Angels explores the AIDS epidemic in the gay community in the 1980s. It was called by theater critic Frank Rich of the New York Times "a radial rethinking of American political drama." This revolutionary piece of theater basically won every award a play can possibly win: a Pulitzer, a Tony, a Drama Desk, a New York Critics Circle – the list keeps going and going.

So who is this Tony Kushner? Where did this theatrical superhero come from? Kushner was born in Manhattan in July 1956, but he grew up in Lake Charles, Louisiana. He's been quoted as saying:

I have fairly clear memories of being gay since I was six. I knew that I felt slightly different than most of the boys I was growing up with. By the time I was eleven there was no doubt. But I was completely in the closet. (source)

By the time college rolled around, the future playwright was back in Manhattan again, earning his bachelor's degree at Columbia University. He was still deeply in the closet, however. Kushner didn't come to terms with his sexuality until his mid-twenties. Undoubtedly, this struggle is part of what fed the creation of Angels in America.

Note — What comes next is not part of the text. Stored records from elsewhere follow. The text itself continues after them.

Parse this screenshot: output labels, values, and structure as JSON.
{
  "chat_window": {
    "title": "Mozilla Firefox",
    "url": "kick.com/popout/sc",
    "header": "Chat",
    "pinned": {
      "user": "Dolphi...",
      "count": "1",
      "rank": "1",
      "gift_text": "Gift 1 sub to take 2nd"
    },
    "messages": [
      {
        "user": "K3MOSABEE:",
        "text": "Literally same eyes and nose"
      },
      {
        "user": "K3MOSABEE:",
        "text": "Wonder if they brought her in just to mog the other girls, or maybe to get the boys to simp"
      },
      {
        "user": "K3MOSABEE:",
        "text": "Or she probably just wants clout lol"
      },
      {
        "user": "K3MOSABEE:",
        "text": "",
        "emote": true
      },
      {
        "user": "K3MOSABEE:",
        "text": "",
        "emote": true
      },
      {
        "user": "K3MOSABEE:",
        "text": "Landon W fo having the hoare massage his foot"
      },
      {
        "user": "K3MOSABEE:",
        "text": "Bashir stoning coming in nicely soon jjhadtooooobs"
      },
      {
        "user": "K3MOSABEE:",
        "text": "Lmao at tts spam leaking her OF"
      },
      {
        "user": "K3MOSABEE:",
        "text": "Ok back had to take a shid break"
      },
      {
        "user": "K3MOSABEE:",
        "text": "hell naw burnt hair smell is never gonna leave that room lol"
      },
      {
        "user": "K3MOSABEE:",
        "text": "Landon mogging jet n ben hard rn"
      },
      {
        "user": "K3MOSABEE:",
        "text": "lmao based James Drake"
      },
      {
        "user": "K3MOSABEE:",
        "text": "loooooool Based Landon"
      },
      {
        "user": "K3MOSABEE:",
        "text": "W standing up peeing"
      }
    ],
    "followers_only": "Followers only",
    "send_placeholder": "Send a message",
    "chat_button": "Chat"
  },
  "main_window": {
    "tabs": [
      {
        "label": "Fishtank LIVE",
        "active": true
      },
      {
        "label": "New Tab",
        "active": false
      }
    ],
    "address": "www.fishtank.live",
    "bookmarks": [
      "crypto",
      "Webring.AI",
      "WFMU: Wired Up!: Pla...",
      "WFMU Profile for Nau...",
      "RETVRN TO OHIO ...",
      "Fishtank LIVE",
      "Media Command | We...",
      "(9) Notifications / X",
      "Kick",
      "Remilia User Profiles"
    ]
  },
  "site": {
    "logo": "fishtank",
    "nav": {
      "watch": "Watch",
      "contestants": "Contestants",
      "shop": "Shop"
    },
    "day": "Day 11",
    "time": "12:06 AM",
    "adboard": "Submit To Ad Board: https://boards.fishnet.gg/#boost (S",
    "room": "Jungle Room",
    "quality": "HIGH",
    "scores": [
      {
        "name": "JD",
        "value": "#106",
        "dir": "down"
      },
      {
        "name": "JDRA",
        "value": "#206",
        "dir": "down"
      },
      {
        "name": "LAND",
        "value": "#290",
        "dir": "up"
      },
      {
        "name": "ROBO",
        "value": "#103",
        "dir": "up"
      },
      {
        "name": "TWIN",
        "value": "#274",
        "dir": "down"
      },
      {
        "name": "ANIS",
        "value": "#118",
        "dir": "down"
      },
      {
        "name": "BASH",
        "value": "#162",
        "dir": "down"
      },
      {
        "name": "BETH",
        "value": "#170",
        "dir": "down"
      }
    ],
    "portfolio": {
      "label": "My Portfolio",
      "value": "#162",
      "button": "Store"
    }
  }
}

Interestingly, however, it wasn't even Kushner who first decided he needed to write a play about AIDS in the gay community. Oskar Eustis, of San Francisco's Eureka Theater Company (who is now artistic director of the New York Public Theater), had been impressed by Kushner's early play, A Bright Room Called Day, and commissioned him to write what would become Angels in America. (Wow, Oskar, that was a pretty good idea.)

Part One of Angels in America was given a workshop production in 1990, under Eustis' direction, at the Mark Taper Forum in Los Angeles. It went on to premiere at the Eureka in 1991. The play went off like a grenade, blazing from San Francisco to London then to Broadway in 1993, igniting admiration and controversy wherever it went.

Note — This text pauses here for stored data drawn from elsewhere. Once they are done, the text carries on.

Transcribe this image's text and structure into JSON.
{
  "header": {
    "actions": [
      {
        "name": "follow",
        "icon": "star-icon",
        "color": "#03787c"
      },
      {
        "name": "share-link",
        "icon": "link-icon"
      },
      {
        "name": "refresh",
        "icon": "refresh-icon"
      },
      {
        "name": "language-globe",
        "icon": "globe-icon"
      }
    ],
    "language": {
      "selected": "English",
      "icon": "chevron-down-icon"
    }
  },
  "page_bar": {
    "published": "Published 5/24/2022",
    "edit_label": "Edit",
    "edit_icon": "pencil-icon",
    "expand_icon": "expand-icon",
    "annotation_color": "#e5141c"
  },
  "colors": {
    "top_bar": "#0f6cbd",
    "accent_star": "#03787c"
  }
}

Despite the play's awards and critical acclaim, several of its productions faced stiff resistance. Famously, a production by the Charlotte Repertory Theater in Charlotte, North Carolina, was protested by fundamentalist preacher, Joseph Chambers. The controversy got pretty fierce, to say the least. Public officials threatened to jail the actors, and Charlotte Rep's theater was almost shut down. It took an order from a state judge for the play to go on.

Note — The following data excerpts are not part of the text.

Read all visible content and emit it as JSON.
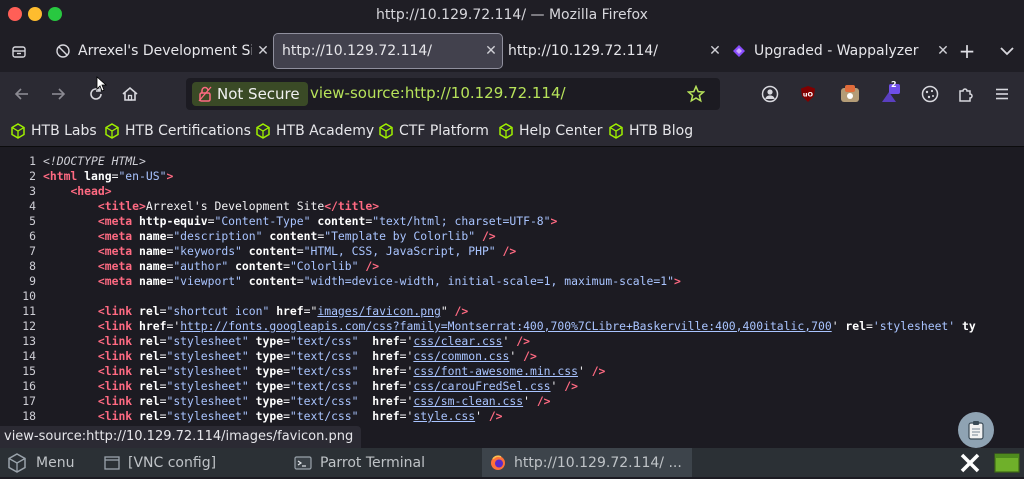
{
  "window": {
    "title": "http://10.129.72.114/ — Mozilla Firefox"
  },
  "tabs": [
    {
      "label": "Arrexel's Development Si",
      "active": false,
      "icon": "blocked-icon"
    },
    {
      "label": "http://10.129.72.114/",
      "active": true
    },
    {
      "label": "http://10.129.72.114/",
      "active": false
    },
    {
      "label": "Upgraded - Wappalyzer",
      "active": false,
      "icon": "wappalyzer-icon"
    }
  ],
  "nav": {
    "security_label": "Not Secure",
    "url": "view-source:http://10.129.72.114/",
    "extension_badge": "2"
  },
  "bookmarks": [
    "HTB Labs",
    "HTB Certifications",
    "HTB Academy",
    "CTF Platform",
    "Help Center",
    "HTB Blog"
  ],
  "source_lines": {
    "n1": "1",
    "n2": "2",
    "n3": "3",
    "n4": "4",
    "n5": "5",
    "n6": "6",
    "n7": "7",
    "n8": "8",
    "n9": "9",
    "n10": "10",
    "n11": "11",
    "n12": "12",
    "n13": "13",
    "n14": "14",
    "n15": "15",
    "n16": "16",
    "n17": "17",
    "n18": "18",
    "l1_doctype": "<!DOCTYPE HTML>",
    "html_tag": "html",
    "lang_attr": "lang",
    "lang_val": "\"en-US\"",
    "head_tag": "head",
    "title_open": "<title>",
    "title_text": "Arrexel's Development Site",
    "title_close": "</title>",
    "meta_tag": "meta",
    "http_equiv": "http-equiv",
    "content_type_val": "\"Content-Type\"",
    "content_attr": "content",
    "charset_val": "\"text/html; charset=UTF-8\"",
    "name_attr": "name",
    "desc_val": "\"description\"",
    "desc_content": "\"Template by Colorlib\"",
    "kw_val": "\"keywords\"",
    "kw_content": "\"HTML, CSS, JavaScript, PHP\"",
    "author_val": "\"author\"",
    "author_content": "\"Colorlib\"",
    "viewport_val": "\"viewport\"",
    "viewport_content": "\"width=device-width, initial-scale=1, maximum-scale=1\"",
    "link_tag": "link",
    "rel_attr": "rel",
    "href_attr": "href",
    "type_attr": "type",
    "shortcut_val": "\"shortcut icon\"",
    "favicon_href": "images/favicon.png",
    "fonts_href": "http://fonts.googleapis.com/css?family=Montserrat:400,700%7CLibre+Baskerville:400,400italic,700",
    "stylesheet_sq": "'stylesheet'",
    "ty_trunc": "ty",
    "stylesheet_dq": "\"stylesheet\"",
    "textcss": "\"text/css\"",
    "css1": "css/clear.css",
    "css2": "css/common.css",
    "css3": "css/font-awesome.min.css",
    "css4": "css/carouFredSel.css",
    "css5": "css/sm-clean.css",
    "css6": "style.css"
  },
  "status_text": "view-source:http://10.129.72.114/images/favicon.png",
  "panel": {
    "menu": "Menu",
    "vnc": "[VNC config]",
    "terminal": "Parrot Terminal",
    "firefox": "http://10.129.72.114/ ..."
  },
  "colors": {
    "accent_green": "#b7e35a",
    "tag_pink": "#ff6a82",
    "value_blue": "#a9c4ff",
    "not_secure_bg": "#3a4a26"
  }
}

Conservative backlash did nothing to stop Angels, however. In 2003, Kushner adapted the play into a TV miniseries for HBO, with an all-star cast that included Meryl Streep and Al Pacino, among others. As if the play needed another award, this version got an Emmy. The play returned to New York in 2010 for an Off-Broadway production at Signature Theater Company.

 

What is Angels in America, Part One: Millennium Approaches About and Why Should I Care?

Some have accused Angels in America of not being relevant anymore. Some say that by so specifically addressing the issues of a) AIDS, b) gay rights, and c) the politics of the Reagan era, the play pigeonholes and dates itself.

Hmm, really? Let's see...

  1. While AIDS is no longer an immediate death sentence in the West, the epidemic is virtually crippling some countries in Africa. The infrastructures of entire nations are falling apart as a result of the disease.
  2. The issue of gay marriage is constantly debated on the national political scene, and the recent spate of suicides by gay teenagers has once more brought intolerance against the gay community to national attention.
  3. Reagan basically re-shaped the whole Republican Party in his image. Some say that he even re-shaped the Democratic Party in his image, bringing the entire country over to a more conservative mindset. Many say we've never left the Reagan era. (Head over to our US history guide on The Reagan-Era for more on that.)

It looks like anybody who says that Angels isn't still relevant just doesn't know their ABCs. Just sayin'.